Le cosmos mystique d'Hildegarde de Bingen

Né en 1098 à Bemersheim (Rhénanie), Hildegarde est la benjamine de onze enfants. Très jeune, elle a des visions, ce qui convainc ses parents de la consacrer à Dieu. A 8 ans, elle entre au couvent de Disibodenberg où elle apprend l’écriture et le latin. On lui refuse cependant l’enseignement du trivium (grammaire, dialectique et rhétorique) et du quadrivium (arithmétique, géométrie, musique et astronomie). Ainsi, pour son époque, elle est considérée comme ignorante.
Très prolifique, elle écrit de nombreux ouvrages sur l’histoire naturelle et l’usage des plantes médicinales. Elle est également l’auteure de compositions musicales qui sont encore à l’origine de sa notoriété actuelle.
A 38 ans, devenue abbesse du couvent, elle estime qu’elle a reçu l’ordre de Dieu de rendre ses visions publiques. Encourager par le pape Eugène III, sa notoriété grandie, et elle devient connue dans toute l’Europe. De nombreuses jeunes filles nobles souhaitent étudier auprès d’elle. Hildegarde décide alors de quitter Disibodenberg pour fonder son propre couvent à Rupertsberg, une colline qui domine le Rhin. Elle obtient la protection de Fréderic Barberousse (1122-1190), empereur du Saint-Empire Romain Germanique, et Rupertsberg devient l’un des plus prestigieux couvents d’Europe.
Les écrits et visions d’Hildegarde témoignent des connaissances scientifiques de son époque, mais également de l’aura intellectuelle dont bénéficiaient les femmes des couvents du Moyen Age.
LE SCIVIAS
Ecrit entre 1141 et 1151, l’ouvrage regroupe 26 visions d’Hildegarde. Son titre réunit en un seul mot le verbe latin scire (savoir) et via (la voie). On peut ainsi le traduire par « Sache les voies [de Dieu]».

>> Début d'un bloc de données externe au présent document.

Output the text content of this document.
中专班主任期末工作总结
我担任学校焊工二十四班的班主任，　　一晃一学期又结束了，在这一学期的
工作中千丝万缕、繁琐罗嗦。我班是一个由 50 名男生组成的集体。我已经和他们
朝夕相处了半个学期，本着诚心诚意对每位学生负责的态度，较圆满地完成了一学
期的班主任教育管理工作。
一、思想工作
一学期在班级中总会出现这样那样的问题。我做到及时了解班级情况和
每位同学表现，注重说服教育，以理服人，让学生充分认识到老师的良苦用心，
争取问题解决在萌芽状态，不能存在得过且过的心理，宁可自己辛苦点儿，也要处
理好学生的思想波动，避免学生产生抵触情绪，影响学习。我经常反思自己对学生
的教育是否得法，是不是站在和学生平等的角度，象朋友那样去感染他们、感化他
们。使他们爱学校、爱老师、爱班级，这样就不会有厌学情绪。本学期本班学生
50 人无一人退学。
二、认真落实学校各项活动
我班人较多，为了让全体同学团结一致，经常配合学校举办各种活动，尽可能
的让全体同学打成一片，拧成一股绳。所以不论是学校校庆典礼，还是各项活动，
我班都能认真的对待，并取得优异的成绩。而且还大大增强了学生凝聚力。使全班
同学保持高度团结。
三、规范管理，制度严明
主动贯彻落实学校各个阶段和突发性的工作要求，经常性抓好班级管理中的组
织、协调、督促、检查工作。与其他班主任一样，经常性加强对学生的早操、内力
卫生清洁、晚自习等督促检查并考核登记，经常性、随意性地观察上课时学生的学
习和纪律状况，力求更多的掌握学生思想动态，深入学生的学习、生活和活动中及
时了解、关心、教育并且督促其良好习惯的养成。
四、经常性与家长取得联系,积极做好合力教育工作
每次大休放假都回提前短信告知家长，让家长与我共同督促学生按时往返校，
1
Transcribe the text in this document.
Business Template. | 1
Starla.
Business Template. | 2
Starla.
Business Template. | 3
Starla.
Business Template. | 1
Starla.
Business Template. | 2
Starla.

REPRESENTATION DE L'UNIVERS SELON HILDEGARDE DE BINGEN
Dans sa troisième vision, l’auteure décrit l'Univers comme « une formation géante ronde, imprécise » qui « s’affine vers le haut comme un œuf ». Il est entouré du feu de la vengeance divine et d'une nuée sombre (les projets du diable). Trois torches (la Trinité) alignées en haut au-dessus d'un globe de flammes rougeoyantes (Le Christ) alimentent le feu lumineux, d'où sort une sorte de vent (la parole de Dieu). Une autre source de vent et un feu ténébreux (propos et piège du diable) agitent la nuée sombre qui abrite l'éther où baigne un globe ardent (la Lune) surmonté de nouvelles torches (les lumières de l'ancien et du nouveau testament) et une multitude de sphères brillantes (les étoiles et les œuvres bienheureuses). Dans l'éther, une troisième source de vent représente un message, né de l'unité de la foi et destiné au secours des hommes. Enfin, au milieu du monde, la Terre est représentée sous la forme d'un globe, composée de l'eau et de l'air.
LE LIVRE DES HEURES DIVINES

SELON HILDEGARDE, LE MICROCOSME HUMAIN EST A L'IMAGE DU MACROCOSME CÉLESTE :
LE PREMIER SE COMPOSE DE QUATRE HUMEURS
TOUT COMME L'UNIVERS SE COMPOSE DE QUATRE ÉLÉMENTS
Rédiger en 1162, le Liber Divinorum Operum (le livre des heures divines) propose une vision originale du monde, mi-allégorie mystique, mi-modèle scientifique, mélange de spiritualité chrétienne et de théories pythagoriciennes. Hildegarde y décrit un univers composé de sphères concentriques, centrées sur la Terre. Elle développe une idée fort commune au Moyen-âge, à savoir que le microcosme humain est à l’image du macrocosme céleste. « Dans la rotondité de la tête humaine, c’est la rotondité du firmament que l’on retrouve. Les dimensions justes et rigoureuses du firmament correspondent aux mêmes dimensions de la tête de l’homme ». La construction du corps humain reflète celle de l’univers physique, à chaque élément de son corps correspond un objet céleste. Ainsi, la tête de l'homme est ronde comme le ciel, il possède sept orifices (les sept planètes connues à l'époque), et il a deux yeux : le Soleil et la Lune.
Les éléments célestes peuvent agir sur les humeurs de l’homme, et les dérangements célestes peuvent être à l’origine des maladies. Mais Hildegarde prend soin de distinguer sa théorie des interprétations astrologiques. Ainsi, ses théories avaient un certain caractère scientifique dans la mesure où elles étaient réfutables. Et d’ailleurs aujourd’hui réfutées, elles n’ont plus d’intérêt que pour l’histoire des sciences.